School of the Environment
- Established: July 1, 2012 (14 years ago)
- Parent institution: University of Toronto Faculty of Arts and Science
- Director: Steve M. Easterbrook
- Academic staff: 26
- Administrative staff: 9
- Undergraduates: 854
- Postgraduates: 268
- Location: Toronto, Ontario, Canada 43°39′38″N 79°23′59″W﻿ / ﻿43.66056°N 79.39972°W
- Website: environment.utoronto.ca

= School of the Environment (University of Toronto) =

Academic unit of the University of Toronto Faculty of Arts and Science

The School of the Environment at the University of Toronto is a multidisciplinary extra-departmental unit (EDU) of the Faculty of Arts and Science and a hub for the study of the environment, sustainability and climate change. Founded in 2012, it offers undergraduate and graduate programs, along with joint programs with many disciplinary departments across the university.

According to Maclean's, the School ranks second for environmental science programs in Canada. The School's research focuses on knowledge mobilization on a range of environmental issues, addressing questions of how to integrate scientific knowledge with local, community-based, and Indigenous knowledge to address global environmental crises such as climate change. The School is also home to many activist student groups advocating for environmental action.

==History==
The current School of the Environment traces its history to three institutes at the University of Toronto. In 1959, the Great Lakes Institute was founded by Prof George Burwash Langford to study the impacts of pollution on the Great Lakes, and the geologist Roger E. Deane served as its first director. In 1971, under the directorship of physicist Don Misener, this became the Institute for Environmental Studies, and offered the University's first graduate programs in environmental studies. For many years, the Institute operated a field station at Baie Du Doré on the shores of Lake Huron, and a research ship, the HCMS Porte Dauphine. Independently, Innis College established an undergraduate Environmental Studies program in 1978, with courses taught by environmental activists such as NDP Leader Jack Layton and Ontario's first Environmental Commissioner, Eva Ligeti. A third unit, the undergraduate Division of the Environment was established in 1991 by the Faculty of Arts and Science, to administer degree programs in environmental studies.

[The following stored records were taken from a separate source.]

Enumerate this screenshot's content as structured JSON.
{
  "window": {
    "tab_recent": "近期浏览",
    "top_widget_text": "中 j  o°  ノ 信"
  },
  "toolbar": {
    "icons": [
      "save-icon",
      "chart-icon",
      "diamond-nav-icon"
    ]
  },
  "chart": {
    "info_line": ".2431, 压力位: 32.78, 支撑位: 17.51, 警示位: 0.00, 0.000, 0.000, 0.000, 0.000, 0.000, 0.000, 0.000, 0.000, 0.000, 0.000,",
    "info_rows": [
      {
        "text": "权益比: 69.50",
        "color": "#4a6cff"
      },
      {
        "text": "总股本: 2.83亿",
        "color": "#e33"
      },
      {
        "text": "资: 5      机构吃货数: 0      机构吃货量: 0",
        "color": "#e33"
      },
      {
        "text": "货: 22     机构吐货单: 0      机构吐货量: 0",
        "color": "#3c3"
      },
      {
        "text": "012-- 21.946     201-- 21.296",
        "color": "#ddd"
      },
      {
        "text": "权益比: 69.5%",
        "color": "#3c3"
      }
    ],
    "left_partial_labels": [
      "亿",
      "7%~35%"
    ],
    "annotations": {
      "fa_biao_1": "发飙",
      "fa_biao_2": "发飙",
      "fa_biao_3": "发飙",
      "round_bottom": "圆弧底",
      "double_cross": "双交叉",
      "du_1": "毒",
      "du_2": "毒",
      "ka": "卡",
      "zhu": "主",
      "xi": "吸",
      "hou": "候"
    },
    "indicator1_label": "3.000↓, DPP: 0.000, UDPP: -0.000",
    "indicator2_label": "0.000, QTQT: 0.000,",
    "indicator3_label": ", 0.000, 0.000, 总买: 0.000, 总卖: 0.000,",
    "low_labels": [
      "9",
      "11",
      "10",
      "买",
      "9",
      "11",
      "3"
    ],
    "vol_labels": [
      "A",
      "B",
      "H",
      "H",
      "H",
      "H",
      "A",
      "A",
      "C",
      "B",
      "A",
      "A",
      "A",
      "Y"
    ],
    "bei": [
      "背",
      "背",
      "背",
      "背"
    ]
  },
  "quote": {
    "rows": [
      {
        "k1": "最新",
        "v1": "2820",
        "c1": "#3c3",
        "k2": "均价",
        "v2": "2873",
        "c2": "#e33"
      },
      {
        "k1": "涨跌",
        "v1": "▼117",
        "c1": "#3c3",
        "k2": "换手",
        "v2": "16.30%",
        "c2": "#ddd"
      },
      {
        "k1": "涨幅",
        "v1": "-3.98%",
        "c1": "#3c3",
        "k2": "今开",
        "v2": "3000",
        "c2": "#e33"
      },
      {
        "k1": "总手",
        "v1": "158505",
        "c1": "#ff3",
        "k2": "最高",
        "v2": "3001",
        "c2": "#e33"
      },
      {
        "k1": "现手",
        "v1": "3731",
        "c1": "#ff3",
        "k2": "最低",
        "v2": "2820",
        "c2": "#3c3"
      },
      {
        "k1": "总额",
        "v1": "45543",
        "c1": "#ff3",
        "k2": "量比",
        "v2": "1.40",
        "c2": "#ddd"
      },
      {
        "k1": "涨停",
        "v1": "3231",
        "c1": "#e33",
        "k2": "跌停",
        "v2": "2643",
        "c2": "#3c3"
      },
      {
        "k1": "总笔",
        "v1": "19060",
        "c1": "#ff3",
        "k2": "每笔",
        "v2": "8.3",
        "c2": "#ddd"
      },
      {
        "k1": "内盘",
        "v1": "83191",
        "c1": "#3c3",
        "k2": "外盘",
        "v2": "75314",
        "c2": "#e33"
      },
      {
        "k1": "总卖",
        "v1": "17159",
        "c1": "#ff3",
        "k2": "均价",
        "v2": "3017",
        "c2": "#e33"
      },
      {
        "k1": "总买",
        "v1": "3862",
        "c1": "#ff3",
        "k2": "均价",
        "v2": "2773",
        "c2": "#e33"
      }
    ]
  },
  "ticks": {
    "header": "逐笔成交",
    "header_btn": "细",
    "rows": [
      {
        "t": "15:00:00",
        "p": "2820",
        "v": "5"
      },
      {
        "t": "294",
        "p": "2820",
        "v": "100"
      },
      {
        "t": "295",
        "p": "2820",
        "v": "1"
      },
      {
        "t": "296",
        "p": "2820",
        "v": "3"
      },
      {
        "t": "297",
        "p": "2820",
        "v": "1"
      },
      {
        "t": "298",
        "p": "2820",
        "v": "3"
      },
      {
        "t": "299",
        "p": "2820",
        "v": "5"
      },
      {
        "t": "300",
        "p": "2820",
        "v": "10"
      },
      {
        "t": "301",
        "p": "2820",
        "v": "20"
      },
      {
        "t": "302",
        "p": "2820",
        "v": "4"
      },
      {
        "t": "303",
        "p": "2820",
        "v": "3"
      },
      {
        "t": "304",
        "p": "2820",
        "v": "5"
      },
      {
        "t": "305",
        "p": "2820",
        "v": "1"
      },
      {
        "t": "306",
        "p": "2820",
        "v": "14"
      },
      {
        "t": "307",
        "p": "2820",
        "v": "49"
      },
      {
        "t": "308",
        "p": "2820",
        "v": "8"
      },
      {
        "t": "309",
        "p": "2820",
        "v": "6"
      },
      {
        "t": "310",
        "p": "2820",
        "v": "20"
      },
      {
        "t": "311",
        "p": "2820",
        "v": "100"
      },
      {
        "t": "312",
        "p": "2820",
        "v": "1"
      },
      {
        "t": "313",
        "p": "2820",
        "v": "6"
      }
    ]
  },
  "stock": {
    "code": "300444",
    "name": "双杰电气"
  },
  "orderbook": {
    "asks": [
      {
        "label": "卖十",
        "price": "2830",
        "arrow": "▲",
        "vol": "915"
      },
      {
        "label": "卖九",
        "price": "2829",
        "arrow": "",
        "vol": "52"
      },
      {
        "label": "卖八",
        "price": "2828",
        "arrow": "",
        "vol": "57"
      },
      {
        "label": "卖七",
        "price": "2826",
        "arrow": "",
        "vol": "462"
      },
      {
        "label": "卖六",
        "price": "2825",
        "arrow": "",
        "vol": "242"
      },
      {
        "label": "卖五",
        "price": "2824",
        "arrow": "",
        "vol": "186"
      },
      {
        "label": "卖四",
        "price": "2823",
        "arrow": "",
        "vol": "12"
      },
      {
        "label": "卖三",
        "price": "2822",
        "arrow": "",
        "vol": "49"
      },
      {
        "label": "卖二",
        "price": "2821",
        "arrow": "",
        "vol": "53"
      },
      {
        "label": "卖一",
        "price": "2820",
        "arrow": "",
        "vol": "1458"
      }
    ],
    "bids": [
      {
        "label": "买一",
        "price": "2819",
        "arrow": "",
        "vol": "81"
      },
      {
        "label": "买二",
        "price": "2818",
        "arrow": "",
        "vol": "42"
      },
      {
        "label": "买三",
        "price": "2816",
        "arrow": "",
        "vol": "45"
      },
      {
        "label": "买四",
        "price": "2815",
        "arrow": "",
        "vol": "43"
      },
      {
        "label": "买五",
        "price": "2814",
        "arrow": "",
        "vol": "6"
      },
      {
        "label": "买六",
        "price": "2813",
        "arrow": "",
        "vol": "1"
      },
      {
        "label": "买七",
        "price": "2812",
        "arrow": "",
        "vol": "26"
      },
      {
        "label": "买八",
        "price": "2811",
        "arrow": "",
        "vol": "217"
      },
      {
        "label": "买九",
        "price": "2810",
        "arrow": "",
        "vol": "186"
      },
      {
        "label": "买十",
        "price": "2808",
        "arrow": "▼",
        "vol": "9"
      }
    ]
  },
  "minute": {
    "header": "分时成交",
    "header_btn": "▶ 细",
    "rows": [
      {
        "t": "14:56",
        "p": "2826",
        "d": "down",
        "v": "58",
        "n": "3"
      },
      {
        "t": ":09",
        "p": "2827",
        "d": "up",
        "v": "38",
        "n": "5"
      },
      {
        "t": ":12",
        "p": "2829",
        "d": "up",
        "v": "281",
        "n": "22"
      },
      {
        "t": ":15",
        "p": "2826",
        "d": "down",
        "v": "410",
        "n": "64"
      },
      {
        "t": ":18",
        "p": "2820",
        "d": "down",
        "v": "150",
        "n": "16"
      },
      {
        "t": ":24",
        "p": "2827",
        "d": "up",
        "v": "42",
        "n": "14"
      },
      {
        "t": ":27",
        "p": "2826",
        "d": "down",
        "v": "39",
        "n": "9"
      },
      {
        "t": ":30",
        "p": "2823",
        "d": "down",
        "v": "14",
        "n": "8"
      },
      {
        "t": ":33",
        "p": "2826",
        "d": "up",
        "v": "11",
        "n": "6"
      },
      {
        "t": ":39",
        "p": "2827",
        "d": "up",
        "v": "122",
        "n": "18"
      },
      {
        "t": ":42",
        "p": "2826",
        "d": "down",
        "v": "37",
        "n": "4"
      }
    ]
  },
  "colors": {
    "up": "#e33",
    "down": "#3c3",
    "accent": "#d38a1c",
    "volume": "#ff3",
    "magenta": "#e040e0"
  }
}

In 2005, all three units were merged to form the Centre for Environment (CfE), under the directorship of the environmental philosopher Prof Ingrid Stefanovic. The Centre was then renamed the School of the Environment, officially established on July 1, 2012. The inaugural director of the School was the atmospheric physicist, Professor Kim Strong.. In 2024, the School became the only academic institution in North America to commit to fossil fuel dissociation.

==Academics==

===Undergraduate programs===

The School offers major and minor programs in both Environmental Studies and Environmental Science, as well as a range of interdisciplinary minor programs to be taken in conjunction with other majors across the Faculty of Arts and Science. It also offers a Certificate in Sustainability and a minor in Climate Change Studies.

===Graduate programs===
The School offers two collaborative specialization programs, in Environmental Studies and in Environment and Health. These can be taken by graduate students in any program who are enrolled in the School of Graduate Studies. In 2021, the School of the Environment launched a 12-month thesis-based Masters of Environment and Sustainability.

===Faculty===
The School's faculty members mainly hold joint appointments with a variety of discipline-based departments at the University of Toronto, spanning the physical sciences, social sciences, and humanities. Several faculty are cross-appointed from the Department of Geography, Geomatics and Environment (UTM) and Department of Physical and Environmental Sciences (UTSC). The School also has 141 graduate faculty members who hold appointments in other departments, and contribute to teaching in the School's graduate programs.

Notable faculty include:
- Miriam Diamond
- Steve M. Easterbrook
- M. Murphy
- Dianne Saxe
- Kim Strong

===Research===
Research at the School spans a broad range of areas, including using the University campus itself as a Living Lab for sustainability, policies needed to tackle climate change, the study of persistent toxins in the environment and their impact on human health, and the role of cycling in urban transportation policy.